In a recent essay for Reason Welch writes:
…the CIA served as what the foreign policy eminence George Kennan …once called an unofficial “Ministry of Culture.” It sent Jackson Pollock to Berlin and Dizzy Gillespie to the Middle East, funded dozens of U.S. publications, and laundered money to writers and thinkers through Time Inc. and the Ford Foundation.
These “covert ties were exposed in 1967 by the muckraking lefty magazine Ramparts”, says Welch. And now similar propaganda efforts are being exposed by the American media. The big story last year was:
…the news, first broken by the Los Angeles Times, that the Defense Department covertly owned at least one Iraqi radio station and newspaper, and has been secretly handing bags of cash to Iraqi journalists in exchange for writing pro-American articles and for running military-generated puff pieces disguised as Iraqi reporting.
Will a return to cultural propaganda methods of the Cold War work? Did they work the first time round? In a review of seven of the most important books on culture and foreign policy during the Cold War, John Brown of the
USC Center on Public Diplomacy writes:
There are basically three schools of thought about the role of culture in international relations during the Cold War. The first is that the United States, in effective and justifiable ways, used cultural — and educational — programs that helped open up and eventually bring to an end a closed, repressive society, the Soviet Union…
The second school reflects a leftist suspicion of the U.S. and its power in the world.
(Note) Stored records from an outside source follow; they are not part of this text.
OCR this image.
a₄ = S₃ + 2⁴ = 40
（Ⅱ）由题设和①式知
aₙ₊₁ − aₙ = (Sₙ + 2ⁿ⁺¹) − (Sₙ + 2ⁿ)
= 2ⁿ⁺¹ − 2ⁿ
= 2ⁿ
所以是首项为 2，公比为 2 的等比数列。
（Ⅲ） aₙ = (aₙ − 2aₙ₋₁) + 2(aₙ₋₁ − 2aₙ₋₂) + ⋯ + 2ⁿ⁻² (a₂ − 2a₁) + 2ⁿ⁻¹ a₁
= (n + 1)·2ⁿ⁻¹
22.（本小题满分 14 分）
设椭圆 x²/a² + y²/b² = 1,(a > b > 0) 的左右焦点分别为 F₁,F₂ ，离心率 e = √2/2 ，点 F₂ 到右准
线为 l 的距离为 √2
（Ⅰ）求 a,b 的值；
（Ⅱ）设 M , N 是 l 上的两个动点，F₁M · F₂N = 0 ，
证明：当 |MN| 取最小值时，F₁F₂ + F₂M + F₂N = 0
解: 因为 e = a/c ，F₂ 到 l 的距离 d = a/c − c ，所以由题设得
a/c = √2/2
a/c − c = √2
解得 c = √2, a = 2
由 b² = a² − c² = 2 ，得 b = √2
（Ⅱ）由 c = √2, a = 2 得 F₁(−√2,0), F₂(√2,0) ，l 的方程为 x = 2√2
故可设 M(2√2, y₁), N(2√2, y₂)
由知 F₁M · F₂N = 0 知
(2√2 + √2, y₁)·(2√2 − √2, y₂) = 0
It depicts American cultural programs in the early Cold War as covert actions of dubious morality and effectiveness that were part of the effort to roll back the Soviet Union and convert Western European elites to pro-Americanism…
The third school on culture and foreign policy in the Cold War lies somewhere in between the first two. While it acknowledges the validity and success of some American cultural programs, it casts doubts on the motivations and organizational soundness of the governmental agencies supporting them.
According to Welch, the Bush administration has based its entire strategy on Interpretation No 1.
I wonder how much they’re paying Iraq the Model?
The cultural propaganda methods of the Cold War worked. That’s a good reason to use them again.
Ken, would you like it if I asked how much the Iranians are paying you?
It’s very offensive, and usually wrong, to accuse bloggers of being on someone’s payroll without any evidence, merely because you disagree with their opinions. It’s a cheap shot that says more about the accuser than the accused.
Of course, in cases like those of Oliver Willis, who openly and proudly acknowledges that he is an employee of a left-wing lobby group, such considerations are relevant.